Solutions & Opportunities
With funding from the MA Green Communities Grant Program, AEI continues to develop a baseline of utility usage for the Town of Carlisle.
In 2015, the Carlisle Public School complex had an average electric demand of 52.3kW, yet regularly had peak demands five times that. In the worst-case month of September, the school hit its peak on the first day of school when all of the buildings were at full tilt, with outside air at 91°F. The peak demand for that month was 349.8kW, nearly 7 times the average month. That first day of school cost the Town $2,000 in demand charges compared to an “average” month when the peak demand is around 250kW.

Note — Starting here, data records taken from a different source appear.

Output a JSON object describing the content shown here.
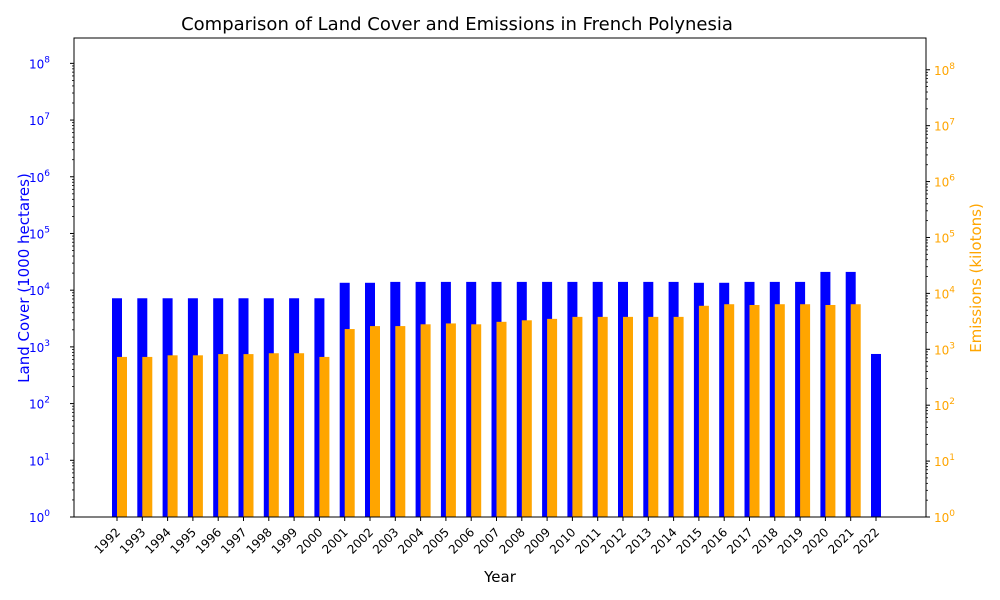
{
  "chart_data": {
    "type": "bar",
    "title": "Comparison of Land Cover and Emissions in French Polynesia",
    "xlabel": "Year",
    "ylabel_left": "Land Cover (1000 hectares)",
    "ylabel_right": "Emissions (kilotons)",
    "scale": "log",
    "ylim_left": [
      1,
      280000000
    ],
    "ylim_right": [
      1,
      370000000
    ],
    "left_ticks": [
      {
        "value": 1,
        "base": "10",
        "exp": "0"
      },
      {
        "value": 10,
        "base": "10",
        "exp": "1"
      },
      {
        "value": 100,
        "base": "10",
        "exp": "2"
      },
      {
        "value": 1000,
        "base": "10",
        "exp": "3"
      },
      {
        "value": 10000,
        "base": "10",
        "exp": "4"
      },
      {
        "value": 100000,
        "base": "10",
        "exp": "5"
      },
      {
        "value": 1000000,
        "base": "10",
        "exp": "6"
      },
      {
        "value": 10000000,
        "base": "10",
        "exp": "7"
      },
      {
        "value": 100000000,
        "base": "10",
        "exp": "8"
      }
    ],
    "right_ticks": [
      {
        "value": 1,
        "base": "10",
        "exp": "0"
      },
      {
        "value": 10,
        "base": "10",
        "exp": "1"
      },
      {
        "value": 100,
        "base": "10",
        "exp": "2"
      },
      {
        "value": 1000,
        "base": "10",
        "exp": "3"
      },
      {
        "value": 10000,
        "base": "10",
        "exp": "4"
      },
      {
        "value": 100000,
        "base": "10",
        "exp": "5"
      },
      {
        "value": 1000000,
        "base": "10",
        "exp": "6"
      },
      {
        "value": 10000000,
        "base": "10",
        "exp": "7"
      },
      {
        "value": 100000000,
        "base": "10",
        "exp": "8"
      }
    ],
    "categories": [
      "1992",
      "1993",
      "1994",
      "1995",
      "1996",
      "1997",
      "1998",
      "1999",
      "2000",
      "2001",
      "2002",
      "2003",
      "2004",
      "2005",
      "2006",
      "2007",
      "2008",
      "2009",
      "2010",
      "2011",
      "2012",
      "2013",
      "2014",
      "2015",
      "2016",
      "2017",
      "2018",
      "2019",
      "2020",
      "2021",
      "2022"
    ],
    "series": [
      {
        "name": "",
        "axis": "left",
        "color": "#0000ff",
        "values": [
          7200,
          7200,
          7200,
          7200,
          7200,
          7200,
          7200,
          7200,
          7200,
          13500,
          13500,
          14000,
          14000,
          14000,
          14000,
          14000,
          14000,
          14000,
          14000,
          14000,
          14000,
          14000,
          14000,
          13500,
          13500,
          14000,
          14000,
          14000,
          21000,
          21000,
          750
        ]
      },
      {
        "name": "",
        "axis": "right",
        "color": "#ffa500",
        "values": [
          730,
          730,
          780,
          780,
          820,
          820,
          850,
          850,
          730,
          2300,
          2600,
          2600,
          2800,
          2900,
          2800,
          3100,
          3300,
          3500,
          3800,
          3800,
          3800,
          3800,
          3800,
          6000,
          6400,
          6200,
          6400,
          6400,
          6200,
          6400,
          null
        ]
      }
    ],
    "grid": false,
    "colors": {
      "left_axis": "#0000ff",
      "right_axis": "#ffa500",
      "frame": "#000000"
    }
  }
}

AEI is proposing to Carlisle that we engage targeted low-cost sub-metering at key panels in the facility to learn the best opportunities for peak demand mitigation when weather and occupancy indicate that a peak for the billing period is imminent. In light of rumored increases in demand charges, a sub-metered approach to understanding the load profiles is also a low-cost insurance policy for the future. Reducing peaks also has the nice side-effect of reducing overall demand. In the case of CPS, a 10% kWh reduction is worth about $1,200/yr.